|
Um filme divertido num dia muito, muito feliz |
A enfermeira
soltou um único pedaço de fita crepe que mantinha o pequeno pacote coeso e
abriu o lençol. Neste momento, o sangue faltou às minhas pernas e apoiei a
testa no vidro. Foi então que, através das lágrimas e do hálito condensado, eu
vi você pela primeira vez. Como alguém que faz uma longa viagem e fica muito
tempo na mesma posição, vi você alongar braços e pernas enquanto o peito subia
e descia para encher os pulmões com aquela novidade chamada ar. Seu urro da
vida fazia o curativo do umbigo balançar. Como Jacques Cousteau, fiz um OK
interrogativo para a enfermeira, que me respondeu sorridente com um OK
tranqüilizante enquanto fechava a cortina. Fim do primeiro ato.
E
então, antes do amor, veio o pânico. Tem cérebro? Será que respira? Será que
escuta? Será que enxerga? O coração bate direito? O intestino funciona? Tem dez
dedos nas mãos? E nos pés? Porque um curativo tão grande no umbigo? Em casa, o
pânico persiste. Mamou direito? Arrotou? Mijou? Cagou? Está limpa? Tem calor?
Tem frio? Quer dormir? Quer acordar? Porque chora? Tem cólica? Visitas, por
favor, Olhem de longe e nem pensem em pegar no colo. É bom nem entrar no
quarto. Confesso, confesso. Foram cinco meses de pânico. Cinco meses sem amor.

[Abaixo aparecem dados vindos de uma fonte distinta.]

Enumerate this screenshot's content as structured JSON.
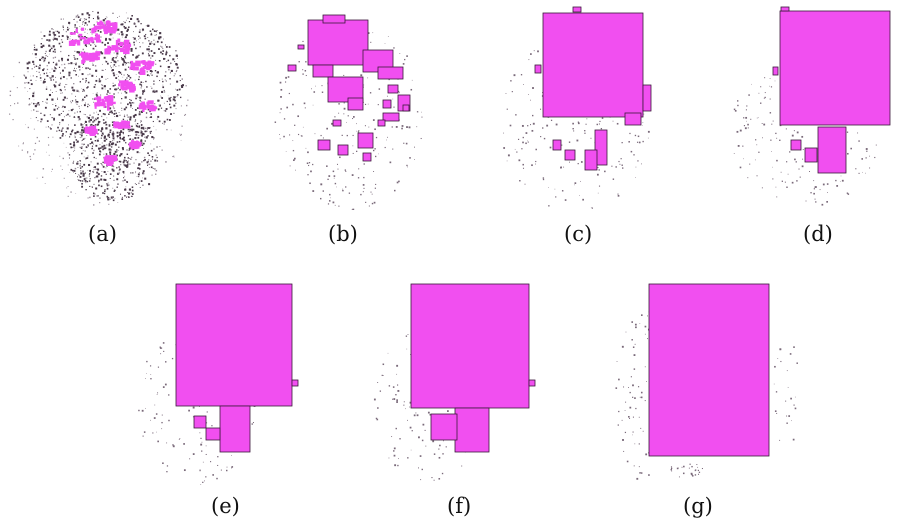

E foi então que tudo mudou.
Era
um daqueles feriadinhos providenciais de quarta-feira, sem emenda com o fim de
semana. Deitei-me no tapete da sala e tirei a almofada do sofá para apoiar a
cabeça. Na sessão da tarde, passava o divertido “Uma secretária de futuro”, com
a ex-bela Melanie Griffith e o eterno Indiana Jones. Acomodei você sobre meu
peito, de bruços. E então, enquanto Sigourney Weaver quebrava o pé, caímos no
sono. Uns trinta, quarenta minutos depois, despertei assustado com o plim-plim que anunciava o fim do
intervalo comercial. Suas mãos pressionaram levemente meu peito enquanto você
levantou vacilante o cabeção para me fitar com seus imensos e narcotizados
olhos azuis. Babando profusamente na minha velha camiseta “Farma USP Ribeirão”,
você abriu um adorável sorriso banguela e, exausta do esforço, desabou
novamente num sono profundo.
Com
cuidado, levantei-me do chão sem que você acordasse. Fui ao quarto e pus você
no berço. Sorri ao ver a marca da dobra da minha camiseta impressa na sua
bochecha branquinha e voltei para a sala. Harrison Ford cravava um beijo
apaixonado em Melanie enquanto eu pensava: pode alguém ser mais feliz que eu? E
foi assim, minha filha, que eu nasci para você.